À l’aide d’une analyse de classification et d’un arbre de régression, les chercheurs ont créé un algorithme qui différencie endoscopiquement la maladie de Crohn et la maladie de Behçet (figure 1) avec une précision de 92 %.23
L’analyse histopathologique des lésions coliques et cutanées peut fournir des indices supplémentaires pour le bon diagnostic. La vascularite suggère la maladie de Behçet, tandis que les granulomes suggèrent la maladie de Crohn.
Cas suivi : Biopsie cutanée et coloscopie
Une biopsie cutanée par poinçon a été réalisée sur la face antérieure de la cuisse droite. L’analyse histopathologique a révélé un épiderme acanthosique, un ulcère nécrotique discret de pleine épaisseur avec une base neutrophile, du tissu de granulation et des changements vasculitiques. Il n’y avait pas de changements vasculaires ou de granulomes en dehors de la base de l’ulcère.
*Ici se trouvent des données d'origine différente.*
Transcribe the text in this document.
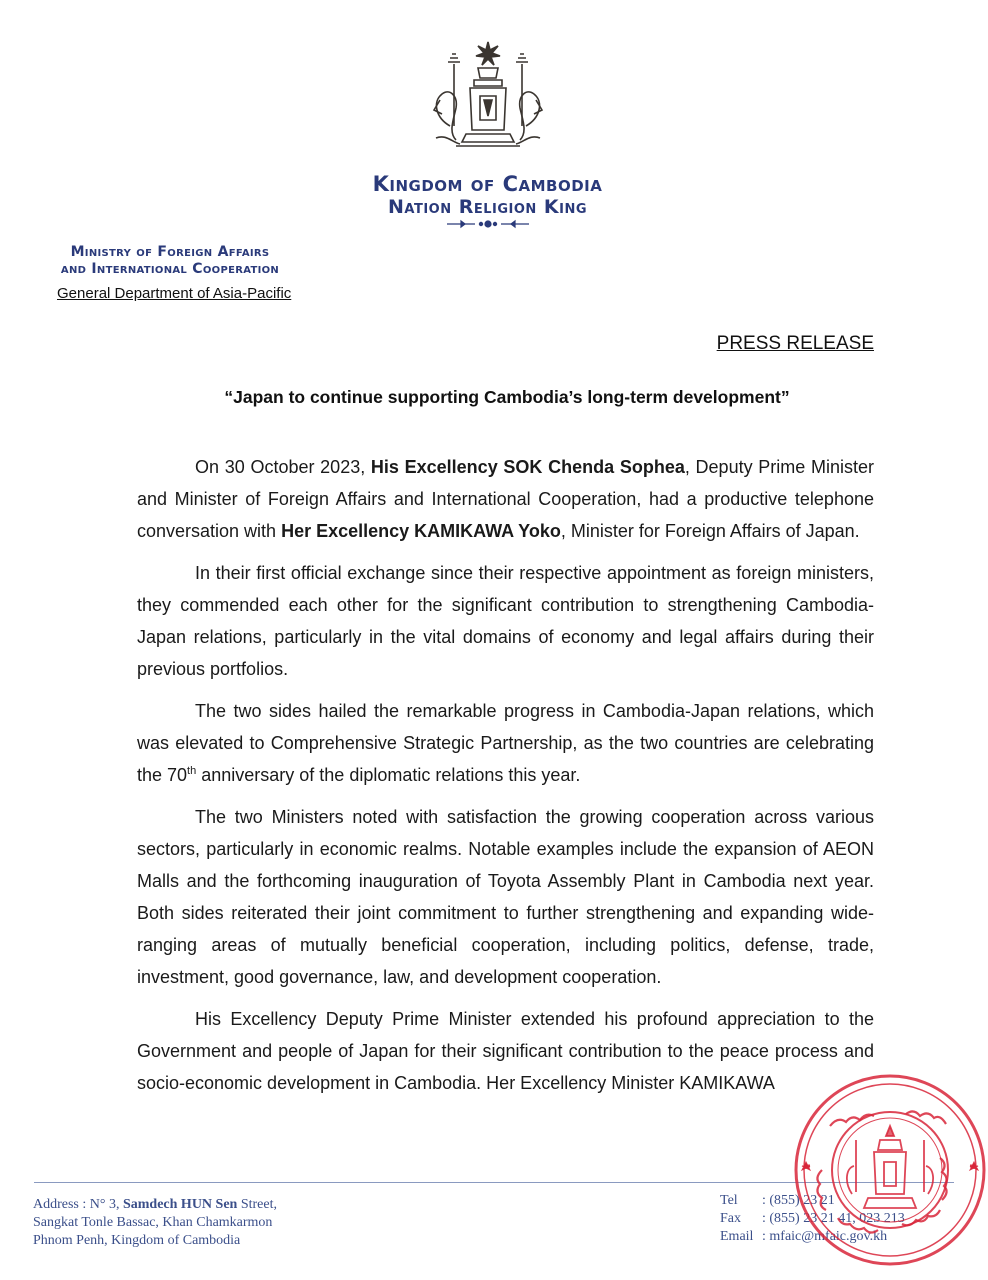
Kingdom of Cambodia
Nation Religion King
Ministry of Foreign Affairs
and International Cooperation
General Department of Asia-Pacific
PRESS RELEASE
“Japan to continue supporting Cambodia’s long-term development”

On 30 October 2023, His Excellency SOK Chenda Sophea, Deputy Prime Minister and Minister of Foreign Affairs and International Cooperation, had a productive telephone conversation with Her Excellency KAMIKAWA Yoko, Minister for Foreign Affairs of Japan.

In their first official exchange since their respective appointment as foreign ministers, they commended each other for the significant contribution to strengthening Cambodia-Japan relations, particularly in the vital domains of economy and legal affairs during their previous portfolios.

The two sides hailed the remarkable progress in Cambodia-Japan relations, which was elevated to Comprehensive Strategic Partnership, as the two countries are celebrating the 70th anniversary of the diplomatic relations this year.

The two Ministers noted with satisfaction the growing cooperation across various sectors, particularly in economic realms. Notable examples include the expansion of AEON Malls and the forthcoming inauguration of Toyota Assembly Plant in Cambodia next year. Both sides reiterated their joint commitment to further strengthening and expanding wide-ranging areas of mutually beneficial cooperation, including politics, defense, trade, investment, good governance, law, and development cooperation.

His Excellency Deputy Prime Minister extended his profound appreciation to the Government and people of Japan for their significant contribution to the peace process and socio-economic development in Cambodia. Her Excellency Minister KAMIKAWA

Address : N° 3, Samdech HUN Sen Street,
Sangkat Tonle Bassac, Khan Chamkarmon
Phnom Penh, Kingdom of Cambodia
Tel	: (855) 23 21
Fax	: (855) 23 21 41, 023 213
Email : mfaic@mfaic.gov.kh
La coloration du cytomégalovirus était négative. Un test de libération d’interféron-gamma pour la tuberculose était négatif. Les résultats de l’examen oculaire étaient normaux.
Figure 2. La coloscopie a révélé de multiples ulcères profonds, ronds et confluents avec un aspect « poinçonné », ainsi que des fissures dans l’ensemble du côlon avec une muqueuse intermédiaire normale et un iléon terminal normal.
La coloscopie a montré de multiples ulcères profonds, ronds et confluents avec un aspect poinçonné et des fissures avec une muqueuse intermédiaire normale dans l’ensemble du côlon examiné (figure 2). La muqueuse de l’iléon terminal était normale. Les biopsies du côlon étaient cohérentes avec une cryptite et de rares abcès de crypte. La vascularite n’a pas été identifiée.
Bien que les changements histologiques n’aient pas été spécifiques, à ce stade, nous avons considéré que la maladie de Behçet était plus probable que la maladie de Crohn, étant donné l’aspect endoscopique typique et les changements cutanés.